[75] Loved one, or sweetheart.

[77] The vestibules of the convents are called the porteria. They lead to the cells of the friars, and are distinct from the entrances to the church. All women are prohibited from entering these portions of the cloisters.

[78] This name is given to a female who confesses to one ecclesiastic exclusively, making him also the spiritual director of her conscience. Some persons who profess to be extremely religious divide these functions between two distinct persons, one of them being the confessor, and the other the director.

[81] Agonizante was the name of a religious community. The principal duty of its members was that of administering to the wants and last religious consolations of the faithful at the hour of death.

[98] There are numerous other anecdotes of her Majesty, which tend to show she is possessed of some of the best qualities which can adorn the mind of a queen, and tend to make her popular. Some of these will appear in the following pages. We shall at present but give one. Passing one day, when quite a child, along the Prado in Madrid, the eyes of a poor little girl, without shoes or stockings, were directed to the royal carriage and caught those of her Majesty. Perceiving the queen’s eyes were fixed on her, the little urchin dropt a courtesy, and held out her hand in the attitude of supplication. Her Majesty halted, beckoned the child forward, saw her naked feet, and having no money, in a moment took off her own shoes and threw them out of the carriage-window to the girl, desiring her to try them on, which she did, made another genuflection, and walked off with them, to the great delight of her royal benefactor.

[107] An anecdote referred to by Gibbon, in the part of his history relative to the sect of the iconoclast, confirms all that is advanced in the text on the powerful influence of worship to images, as it regards the character of devotion. When the soldiers of Leo broke in pieces the image of a saint before whom daily prayers were wont to be offered up, a pious individual gave vent to this bitter lamentation, “Now I can no longer address my prayers to heaven; now I have no one to hear them!”

[110] Santa Rita is called by Spaniards “The advocate of impossibilities,”—(La abogada de los imposibles.)

Thus, it is not uncommon for a young lady to say to a suitor whom she refuses, and who imploringly asks her what he shall do to gain her favour, “Go and invoke Santa Rita.”

[113] Spaniards have not waited for Pius IX. to come and acknowledge the immaculate conception as a dogma of the faith. This belief has existed in Spain from time immemorial. Murillo has immortalised it in his master-works, and Charles III. declared her to be the patroness of Spain, commanding her image to be placed in the badges of the order which he founded under the title of “The Royal and Distinguished Order of Charles III.”
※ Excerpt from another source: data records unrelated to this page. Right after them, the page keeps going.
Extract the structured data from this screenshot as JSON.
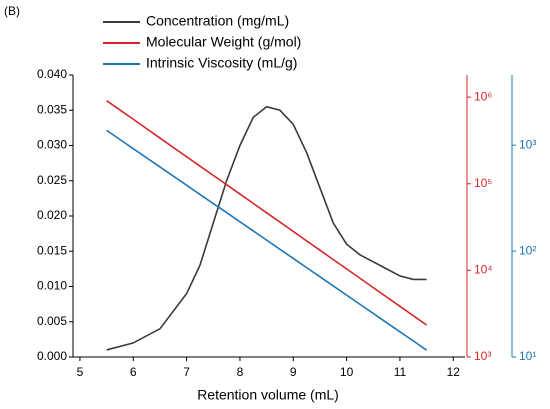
{
  "chart_data": {
    "type": "line",
    "panel_label": "(B)",
    "xlabel": "Retention volume (mL)",
    "x": [
      5.5,
      6,
      6.5,
      7,
      7.25,
      7.5,
      7.75,
      8,
      8.25,
      8.5,
      8.75,
      9,
      9.25,
      9.5,
      9.75,
      10,
      10.25,
      10.5,
      10.75,
      11,
      11.25,
      11.5
    ],
    "xlim": [
      4.87,
      12.22
    ],
    "xticks": [
      5,
      6,
      7,
      8,
      9,
      10,
      11,
      12
    ],
    "ylim": [
      0,
      0.04
    ],
    "yticks": [
      {
        "value": 0,
        "label": "0.000"
      },
      {
        "value": 0.005,
        "label": "0.005"
      },
      {
        "value": 0.01,
        "label": "0.010"
      },
      {
        "value": 0.015,
        "label": "0.015"
      },
      {
        "value": 0.02,
        "label": "0.020"
      },
      {
        "value": 0.025,
        "label": "0.025"
      },
      {
        "value": 0.03,
        "label": "0.030"
      },
      {
        "value": 0.035,
        "label": "0.035"
      },
      {
        "value": 0.04,
        "label": "0.040"
      }
    ],
    "y2lim": [
      1000,
      1800000
    ],
    "y2log": true,
    "y2color": "#d62728",
    "y2ticks": [
      {
        "value": 1000,
        "label": "10³"
      },
      {
        "value": 10000,
        "label": "10⁴"
      },
      {
        "value": 100000,
        "label": "10⁵"
      },
      {
        "value": 1000000,
        "label": "10⁶"
      }
    ],
    "y3lim": [
      10,
      4600
    ],
    "y3log": true,
    "y3color": "#1f77b4",
    "y3ticks": [
      {
        "value": 10,
        "label": "10¹"
      },
      {
        "value": 100,
        "label": "10²"
      },
      {
        "value": 1000,
        "label": "10³"
      }
    ],
    "series": [
      {
        "name": "Concentration (mg/mL)",
        "color": "#3a3a3a",
        "axis": "y",
        "values": [
          0.001,
          0.002,
          0.004,
          0.009,
          0.013,
          0.019,
          0.025,
          0.03,
          0.034,
          0.0355,
          0.035,
          0.033,
          0.029,
          0.024,
          0.019,
          0.016,
          0.0145,
          0.0135,
          0.0125,
          0.0115,
          0.011,
          0.011
        ]
      },
      {
        "name": "Molecular Weight (g/mol)",
        "color": "#d62728",
        "axis": "y2",
        "values": [
          910000,
          555000,
          337000,
          205000,
          160000,
          125000,
          97500,
          76000,
          59300,
          46200,
          36100,
          28100,
          21900,
          17100,
          13300,
          10400,
          8110,
          6320,
          4930,
          3850,
          3000,
          2340
        ]
      },
      {
        "name": "Intrinsic Viscosity (mL/g)",
        "color": "#1f77b4",
        "axis": "y3",
        "values": [
          1380,
          927,
          623,
          419,
          343,
          281,
          231,
          189,
          155,
          127,
          104,
          85.2,
          69.8,
          57.2,
          46.9,
          38.4,
          31.5,
          25.8,
          21.1,
          17.3,
          14.2,
          11.6
        ]
      }
    ]
  }
}
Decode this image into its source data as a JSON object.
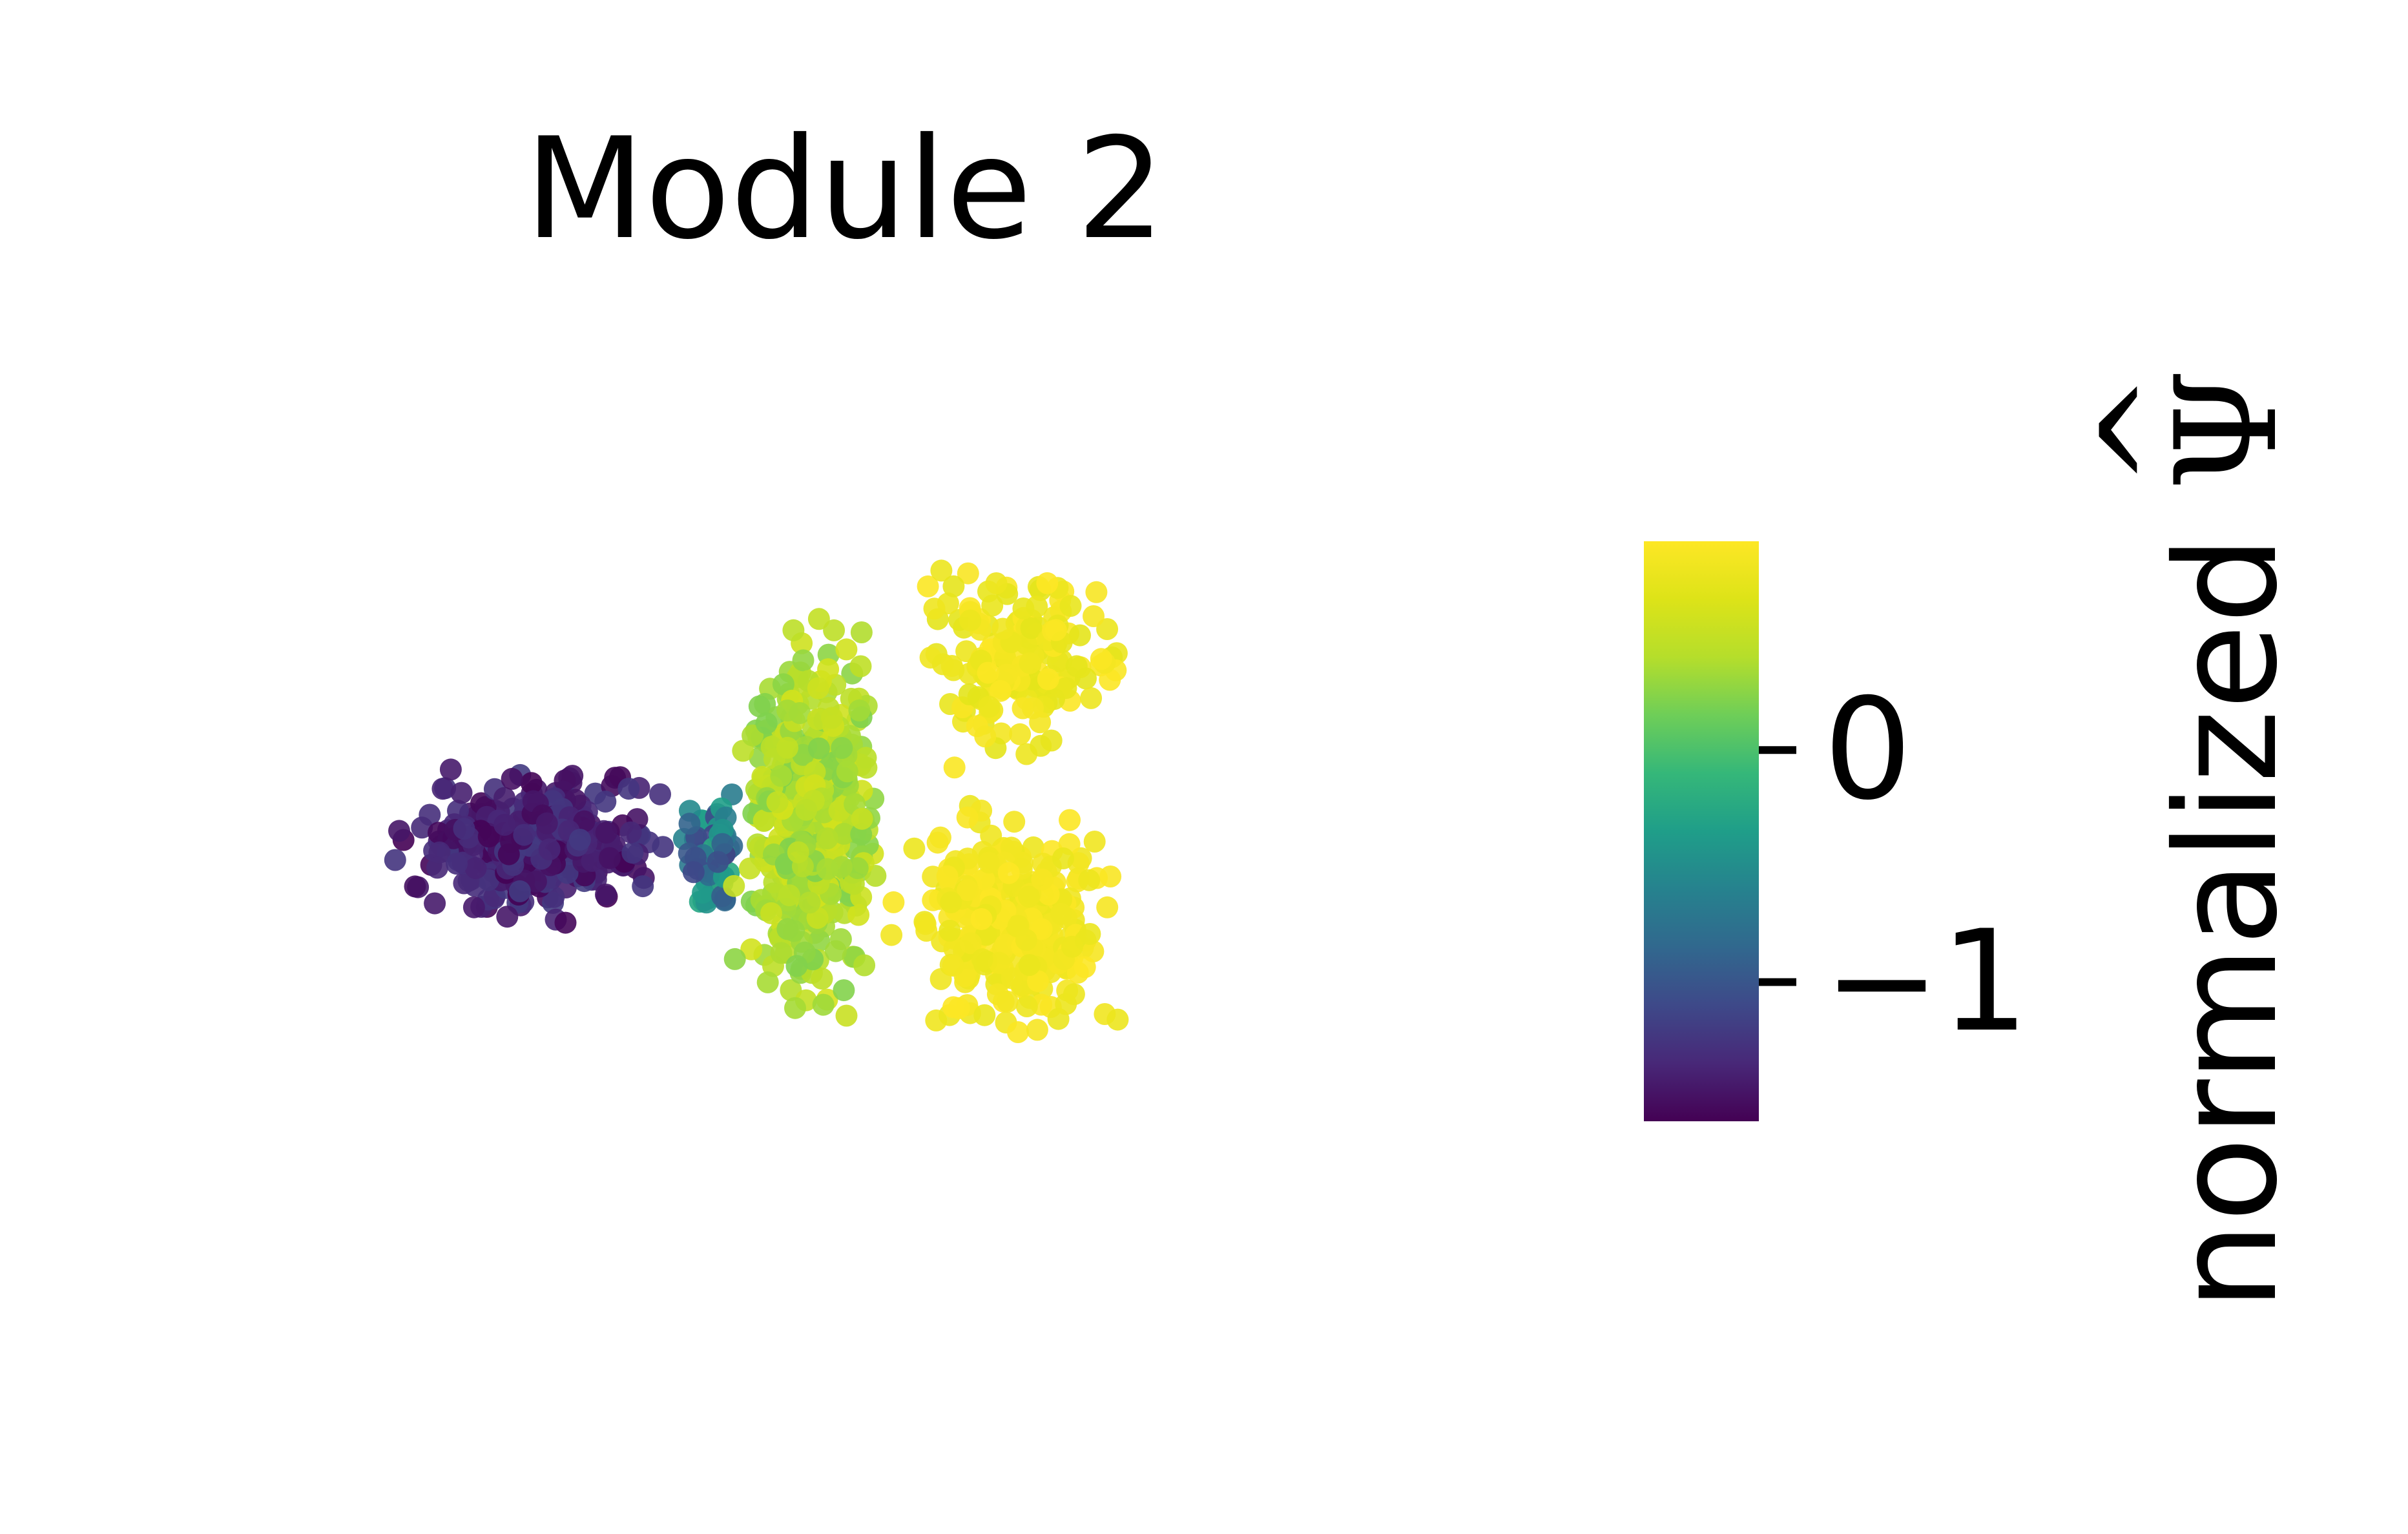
{
  "chart_data": {
    "type": "scatter",
    "title": "Module 2",
    "xlabel": "",
    "ylabel": "",
    "axes_visible": false,
    "grid": false,
    "colormap": "viridis",
    "colorbar": {
      "label_text": "normalized ",
      "label_symbol": "Ψ",
      "label_accent": "^",
      "ticks": [
        {
          "value": 0,
          "label": "0"
        },
        {
          "value": -1,
          "label": "−1"
        }
      ],
      "range": [
        -1.6,
        0.9
      ],
      "placement": "right"
    },
    "clusters": [
      {
        "region": "left",
        "x_range": [
          0.0,
          0.42
        ],
        "y_range": [
          0.4,
          0.75
        ],
        "value_range": [
          -1.6,
          -1.2
        ],
        "count": 300
      },
      {
        "region": "center-left",
        "x_range": [
          0.38,
          0.48
        ],
        "y_range": [
          0.45,
          0.75
        ],
        "value_range": [
          -1.2,
          -0.2
        ],
        "count": 60
      },
      {
        "region": "center",
        "x_range": [
          0.45,
          0.68
        ],
        "y_range": [
          0.1,
          0.95
        ],
        "value_range": [
          0.2,
          0.6
        ],
        "count": 450
      },
      {
        "region": "upper-right",
        "x_range": [
          0.68,
          1.0
        ],
        "y_range": [
          0.0,
          0.45
        ],
        "value_range": [
          0.7,
          0.9
        ],
        "count": 160
      },
      {
        "region": "lower-right",
        "x_range": [
          0.66,
          1.0
        ],
        "y_range": [
          0.45,
          1.0
        ],
        "value_range": [
          0.75,
          0.9
        ],
        "count": 280
      }
    ]
  }
}
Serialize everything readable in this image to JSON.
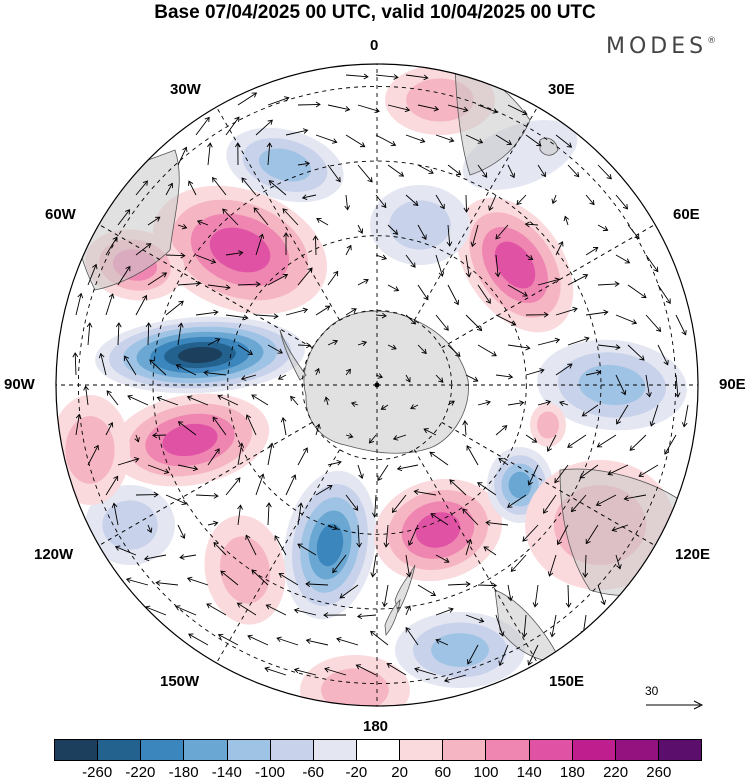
{
  "title": "Base 07/04/2025 00 UTC, valid 10/04/2025 00 UTC",
  "brand": {
    "name": "MODES",
    "mark": "®"
  },
  "longitude_labels": {
    "top": "0",
    "bottom": "180",
    "left": "90W",
    "right": "90E",
    "nw_upper": "30W",
    "nw_lower": "60W",
    "ne_upper": "30E",
    "ne_lower": "60E",
    "sw_upper": "120W",
    "sw_lower": "150W",
    "se_upper": "120E",
    "se_lower": "150E"
  },
  "reference_vector": {
    "label": "30"
  },
  "colorbar": {
    "colors": [
      "#1d3f5e",
      "#23628f",
      "#3b86bd",
      "#6aa7d2",
      "#9fc3e4",
      "#c8d2ea",
      "#e4e6f2",
      "#ffffff",
      "#fadadd",
      "#f6b5c3",
      "#ef86b1",
      "#e052a4",
      "#bf1f8e",
      "#94127f",
      "#5c0e6d"
    ],
    "ticks": [
      "-260",
      "-220",
      "-180",
      "-140",
      "-100",
      "-60",
      "-20",
      "20",
      "60",
      "100",
      "140",
      "180",
      "220",
      "260"
    ]
  }
}
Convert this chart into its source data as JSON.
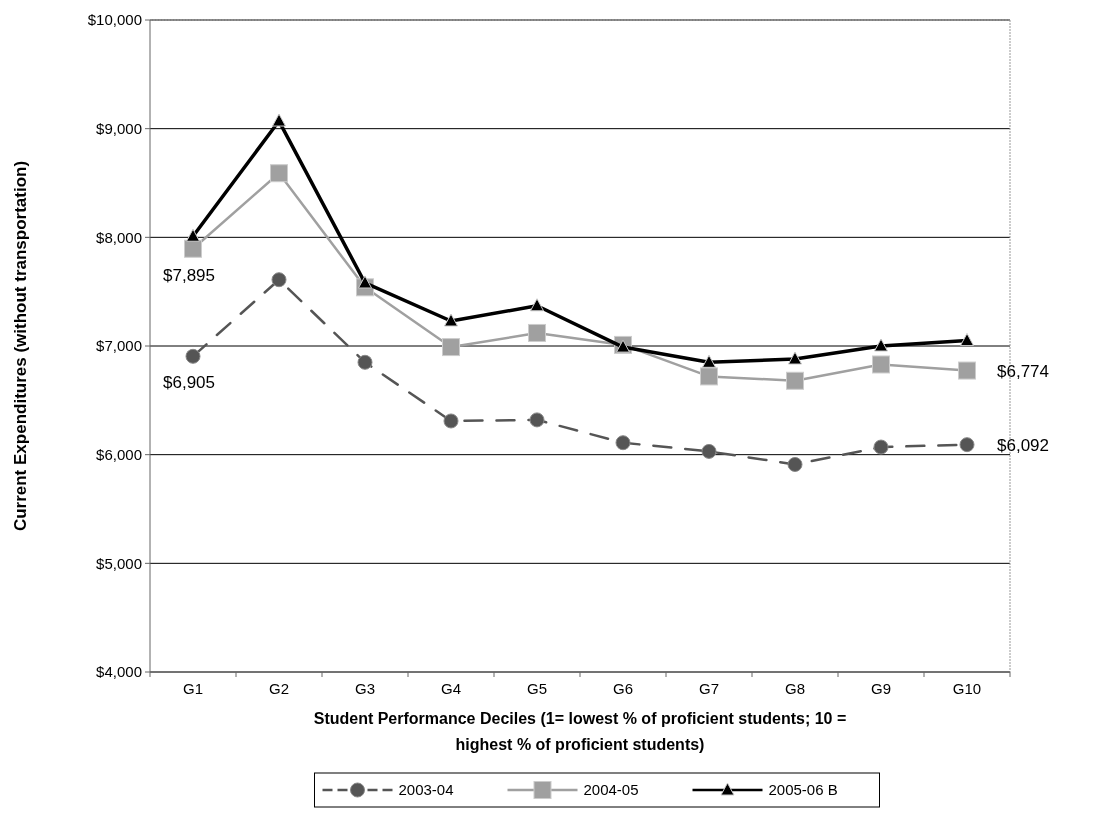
{
  "chart_data": {
    "type": "line",
    "xlabel": "Student Performance Deciles (1= lowest % of proficient students; 10 = highest % of proficient students)",
    "ylabel": "Current Expenditures (without transportation)",
    "categories": [
      "G1",
      "G2",
      "G3",
      "G4",
      "G5",
      "G6",
      "G7",
      "G8",
      "G9",
      "G10"
    ],
    "series": [
      {
        "name": "2003-04",
        "color": "#555555",
        "marker": "circle",
        "line_style": "dashed",
        "values": [
          6905,
          7610,
          6850,
          6310,
          6320,
          6110,
          6030,
          5910,
          6070,
          6092
        ]
      },
      {
        "name": "2004-05",
        "color": "#a0a0a0",
        "marker": "square",
        "line_style": "solid",
        "values": [
          7895,
          8590,
          7540,
          6990,
          7120,
          7010,
          6720,
          6680,
          6830,
          6774
        ]
      },
      {
        "name": "2005-06 B",
        "color": "#000000",
        "marker": "triangle",
        "line_style": "solid",
        "values": [
          8010,
          9070,
          7580,
          7230,
          7370,
          6990,
          6850,
          6880,
          7000,
          7050
        ]
      }
    ],
    "ylim": [
      4000,
      10000
    ],
    "yticks": [
      {
        "value": 4000,
        "label": "$4,000"
      },
      {
        "value": 5000,
        "label": "$5,000"
      },
      {
        "value": 6000,
        "label": "$6,000"
      },
      {
        "value": 7000,
        "label": "$7,000"
      },
      {
        "value": 8000,
        "label": "$8,000"
      },
      {
        "value": 9000,
        "label": "$9,000"
      },
      {
        "value": 10000,
        "label": "$10,000"
      }
    ],
    "grid": "y",
    "legend": "bottom",
    "annotations": [
      {
        "text": "$7,895",
        "x": "G1",
        "y": 7895
      },
      {
        "text": "$6,905",
        "x": "G1",
        "y": 6905
      },
      {
        "text": "$6,774",
        "x": "G10",
        "y": 6774
      },
      {
        "text": "$6,092",
        "x": "G10",
        "y": 6092
      }
    ]
  }
}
[115] The Virgin of Atocha is the patron of the sovereigns of Spain. Her image, which is small and of a colour as dark as a mulatto, appeared, as tradition asserts, at the spot on which the chapel was afterwards erected, and in which, in the present day, it is deposited. This chapel is situated near the magnificent promenade called the Prado, in Madrid, and was formerly part of a convent of Dominican Friars, converted, after the suppression of the religious orders, into barracks for sick soldiers. When the court is in Madrid, the sovereign goes every Saturday evening to this sanctuary with a great procession of grandees and guards. The Virgin of Atocha has an immense fortune, consisting of jewels and trinkets which have been presented to her by the monarchs. Among these presents, one is the distinguished velvet dress, embroidered with gold, worn by Isabella II. at the time she was wounded by the Priest Merino.